In this context, removing the UAE’s quota constraints will only lend further liquidity to Abu Dhabi’s strategic repositioning around AI chip and data-centre infrastructure.
Judicious timing
While the UAE’s Opec exit was not caused by the current logistical constraints in the Strait of Hormuz, they influenced the timing.
Since the UAE’s west-east oil pipeline capacity is limited to around 1.8 million b/d, it cannot physically flood the market with oil, so the near-term price implications are structurally bound.
This has blunted the impact and the potential diplomatic fallout that could have arisen from an exit at a price-sensitive time for the global energy market. The timing of the UAE’s move is therefore carefully calibrated for minimal present impact but maximum long-term gain when current conditions end.
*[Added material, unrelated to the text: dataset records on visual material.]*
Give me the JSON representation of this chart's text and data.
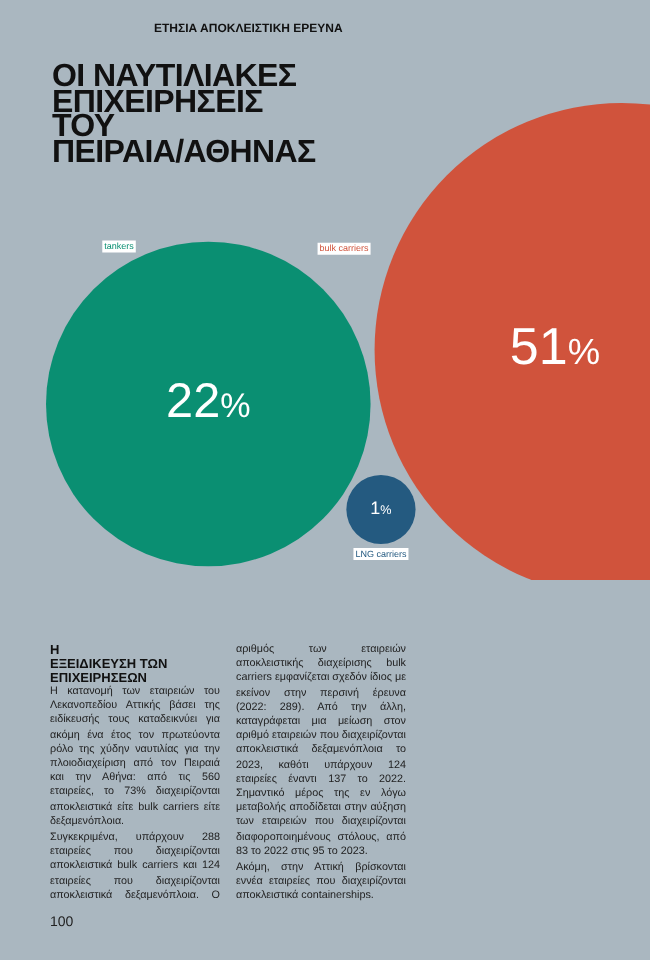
{
  "chart_data": {
    "type": "other",
    "subtitle": "ΕΤΗΣΙΑ ΑΠΟΚΛΕΙΣΤΙΚΗ ΕΡΕΥΝΑ",
    "title": "ΟΙ ΝΑΥΤΙΛΙΑΚΕΣ ΕΠΙΧΕΙΡΗΣΕΙΣ ΤΟΥ ΠΕΙΡΑΙΑ/ΑΘΗΝΑΣ",
    "categories": [
      "tankers",
      "bulk carriers",
      "LNG carriers"
    ],
    "values": [
      22,
      51,
      1
    ],
    "colors": [
      "#0a8f72",
      "#d0533c",
      "#245a80"
    ],
    "value_labels": [
      "22%",
      "51%",
      "1%"
    ],
    "legend": false,
    "annotations": [
      "Η ΕΞΕΙΔΙΚΕΥΣΗ ΤΩΝ ΕΠΙΧΕΙΡΗΣΕΩΝ",
      "Η κατανομή των εταιρειών του Λεκανοπεδίου Αττικής βάσει της ειδίκευσής τους καταδεικνύει για ακόμη ένα έτος τον πρωτεύοντα ρόλο της χύδην ναυτιλίας για την πλοιοδιαχείριση από τον Πειραιά και την Αθήνα: από τις 560 εταιρείες, το 73% διαχειρίζονται αποκλειστικά είτε bulk carriers είτε δεξαμενόπλοια.",
      "Συγκεκριμένα, υπάρχουν 288 εταιρείες που διαχειρίζονται αποκλειστικά bulk carriers και 124 εταιρείες που διαχειρίζονται αποκλειστικά δεξαμενόπλοια. Ο αριθμός των εταιρειών αποκλειστικής διαχείρισης bulk carriers εμφανίζεται σχεδόν ίδιος με εκείνον στην περσινή έρευνα (2022: 289). Από την άλλη, καταγράφεται μια μείωση στον αριθμό εταιρειών που διαχειρίζονται αποκλειστικά δεξαμενόπλοια το 2023, καθότι υπάρχουν 124 εταιρείες έναντι 137 το 2022. Σημαντικό μέρος της εν λόγω μεταβολής αποδίδεται στην αύξηση των εταιρειών που διαχειρίζονται διαφοροποιημένους στόλους, από 83 το 2022 στις 95 το 2023.",
      "Ακόμη, στην Αττική βρίσκονται εννέα εταιρείες που διαχειρίζονται αποκλειστικά containerships.",
      "100"
    ]
  }
}
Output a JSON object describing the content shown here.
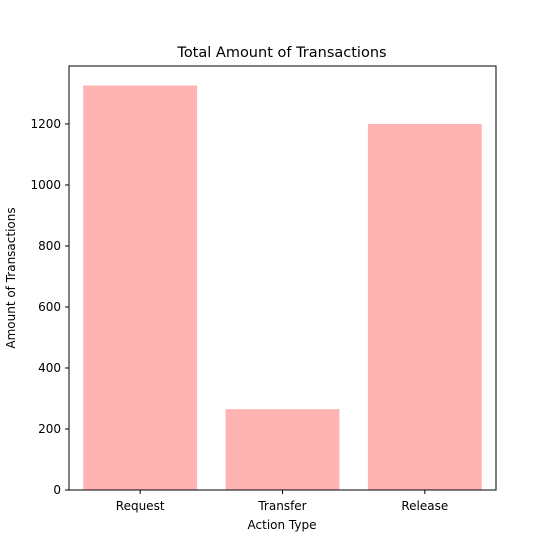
{
  "chart_data": {
    "type": "bar",
    "title": "Total Amount of Transactions",
    "xlabel": "Action Type",
    "ylabel": "Amount of Transactions",
    "categories": [
      "Request",
      "Transfer",
      "Release"
    ],
    "values": [
      1326,
      265,
      1200
    ],
    "ylim": [
      0,
      1390
    ],
    "yticks": [
      0,
      200,
      400,
      600,
      800,
      1000,
      1200
    ],
    "bar_color": "#ffb3b3",
    "grid": false,
    "legend": "none"
  }
}
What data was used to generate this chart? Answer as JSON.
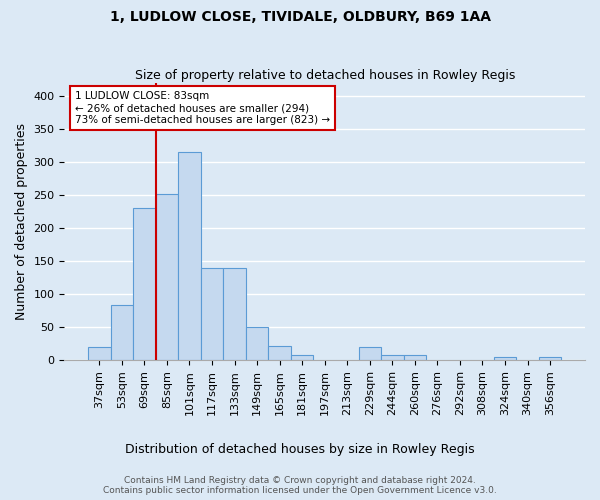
{
  "title1": "1, LUDLOW CLOSE, TIVIDALE, OLDBURY, B69 1AA",
  "title2": "Size of property relative to detached houses in Rowley Regis",
  "xlabel": "Distribution of detached houses by size in Rowley Regis",
  "ylabel": "Number of detached properties",
  "categories": [
    "37sqm",
    "53sqm",
    "69sqm",
    "85sqm",
    "101sqm",
    "117sqm",
    "133sqm",
    "149sqm",
    "165sqm",
    "181sqm",
    "197sqm",
    "213sqm",
    "229sqm",
    "244sqm",
    "260sqm",
    "276sqm",
    "292sqm",
    "308sqm",
    "324sqm",
    "340sqm",
    "356sqm"
  ],
  "bar_heights": [
    20,
    83,
    230,
    252,
    315,
    140,
    140,
    50,
    22,
    8,
    0,
    0,
    20,
    8,
    8,
    0,
    0,
    0,
    5,
    0,
    5
  ],
  "bar_color": "#c5d9ef",
  "bar_edge_color": "#5b9bd5",
  "background_color": "#dce9f5",
  "grid_color": "#ffffff",
  "annotation_line1": "1 LUDLOW CLOSE: 83sqm",
  "annotation_line2": "← 26% of detached houses are smaller (294)",
  "annotation_line3": "73% of semi-detached houses are larger (823) →",
  "red_line_bin_index": 3,
  "red_color": "#cc0000",
  "ylim_max": 420,
  "yticks": [
    0,
    50,
    100,
    150,
    200,
    250,
    300,
    350,
    400
  ],
  "footer": "Contains HM Land Registry data © Crown copyright and database right 2024.\nContains public sector information licensed under the Open Government Licence v3.0.",
  "title1_fontsize": 10,
  "title2_fontsize": 9,
  "ylabel_fontsize": 9,
  "tick_fontsize": 8,
  "footer_fontsize": 6.5
}
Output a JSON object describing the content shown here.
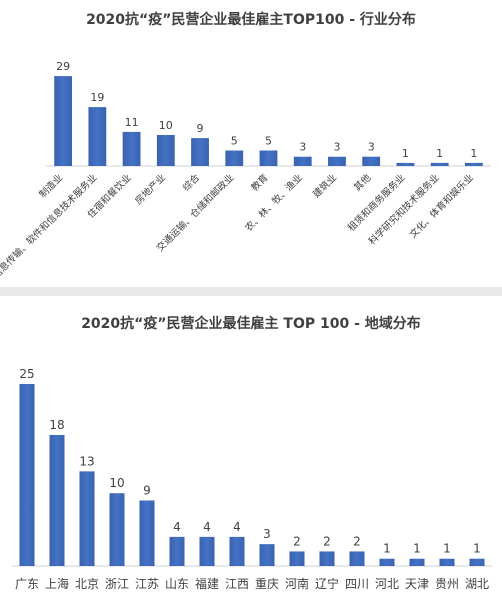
{
  "chart_data": [
    {
      "type": "bar",
      "title": "2020抗“疫”民营企业最佳雇主TOP100 - 行业分布",
      "categories": [
        "制造业",
        "信息传输、软件和信息技术服务业",
        "住宿和餐饮业",
        "房地产业",
        "综合",
        "交通运输、仓储和邮政业",
        "教育",
        "农、林、牧、渔业",
        "建筑业",
        "其他",
        "租赁和商务服务业",
        "科学研究和技术服务业",
        "文化、体育和娱乐业"
      ],
      "values": [
        29,
        19,
        11,
        10,
        9,
        5,
        5,
        3,
        3,
        3,
        1,
        1,
        1
      ],
      "ylim": [
        0,
        30
      ],
      "grid": false,
      "legend": "none",
      "bar_color": "#4472c4"
    },
    {
      "type": "bar",
      "title": "2020抗“疫”民营企业最佳雇主 TOP 100 - 地域分布",
      "categories": [
        "广东",
        "上海",
        "北京",
        "浙江",
        "江苏",
        "山东",
        "福建",
        "江西",
        "重庆",
        "河南",
        "辽宁",
        "四川",
        "河北",
        "天津",
        "贵州",
        "湖北"
      ],
      "values": [
        25,
        18,
        13,
        10,
        9,
        4,
        4,
        4,
        3,
        2,
        2,
        2,
        1,
        1,
        1,
        1
      ],
      "ylim": [
        0,
        25
      ],
      "grid": false,
      "legend": "none",
      "bar_color": "#4472c4"
    }
  ]
}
The longer-term structural consequences for Opec are a different matter. The UAE was one of only two members, alongside Saudi Arabia, with meaningful spare capacity, and its departure leaves the group with fewer tools to manage the market.
In the wake of the UAE’s departure, both Kazakhstan and Nigeria have been flagged as candidates to follow. Opec thus faces a future of further fragmentation and ever-diminishing leverage over global energy prices.
Even as the move increases broader energy market uncertainty, however, it may reduce uncertainty for the UAE.
Opec negotiations are unpredictable and characteristically subject to the geopolitical mood. Outside of the group, Abu Dhabi’s production trajectory becomes a known quantity – gradual, measured and tied to its infrastructure rather than the outcome of the next Opec meeting.
So while the motives behind the UAE’s exit are multiple, they are mutually reinforcing. Production ambition, diverging fiscal calculi, strained bilateral relations, US alignment and a repositioning around AI all converge not as competing explanations, but as reasons that have collectively made membership dispensable.
They are also all layers of a singular decision that has been building for years – executed at a moment of reduced collateral cost into a market that is too disrupted to react.